Nuestra salvación, en el sentido de nuestra liberación del juicio de Dios porque Cristo cargó nuestros pecados y murió por nosotros, está ilustrada por numerosas figuras del Antiguo Testamento, en particular por todos los sacrificios por el pecado. Pero nuestra salvación tiene otro aspecto, más completo. Nuestra completa liberación del pecado se basa en nuestra identificación con Cristo en su muerte y resurrección, en el hecho de que Dios nos ve muertos y resucitados con Él.
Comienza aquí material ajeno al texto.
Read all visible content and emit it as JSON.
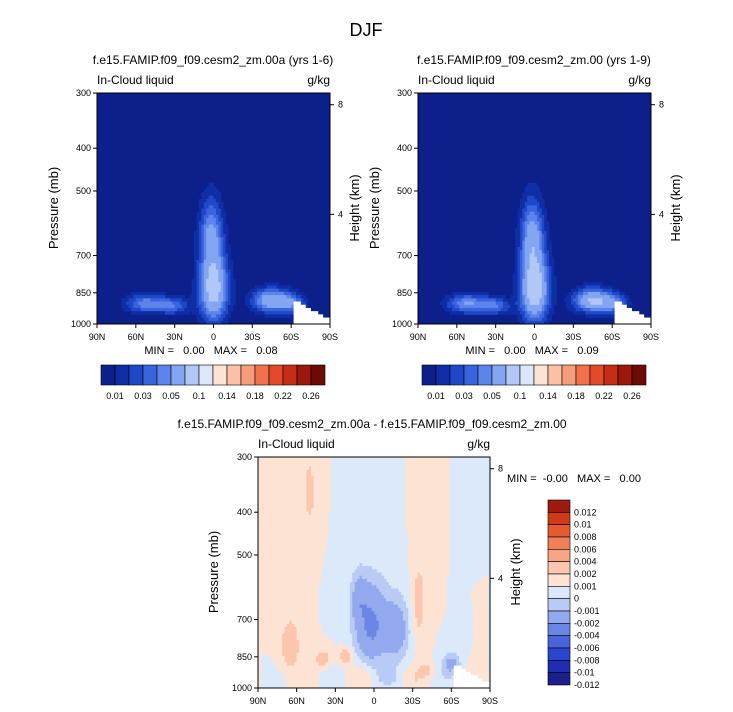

Este aspecto de la liberación, al parecer, no es presentado a Israel, ni en instituciones levíticas, ni en anuncios proféticos. Pero una vez más, se puede encontrar algo en el Antiguo Testamento como una sombra o figura. Pensamos en el cruce del Jordán, en Josué 4 y 5. El arca, figura de Cristo, entró en el río, figura de la muerte. Las aguas se detuvieron. Siguiendo al arca, el pueblo pasó en seco. Se erigió un monumento de doce piedras en el lecho del Jordán, y otro en la orilla del río, del lado del país dado a Israel. Estos dos monumentos representan al pueblo —o los creyentes— en dos condiciones que corresponden a lo que el Nuevo Testamento designa como “muerto con Cristo” y “resucitado con Cristo” (Colosenses 2:20; 3:1). Estas cosas se escribieron para nosotros, para que podamos contemplar los planes que estaban en el corazón de Dios desde la eternidad.

Cada cosa a su tiempo

La época de la ley fue una prueba para el hombre, una prueba que manifestó su estado irrecuperable. Durante este período, Dios fortaleció la fe de los suyos anunciándoles que tenía recursos maravillosos reservados. Pero los resultados de esta prueba no podían ser revelados antes que esta fuera acabada. El rechazo y la crucifixión de Cristo “llenaron la medida” de la maldad del hombre y pusieron el punto final a esta prueba (compárese con Mateo 23:32). Por otro lado, los resultados gloriosos de la obra de Cristo no podían ser revelados hasta que esta fuera cumplida y terminada, e incluso puede decirse, antes de que el Espíritu Santo fuera enviado a la tierra para conducir a los creyentes a toda la verdad (compárese con Juan 16:13).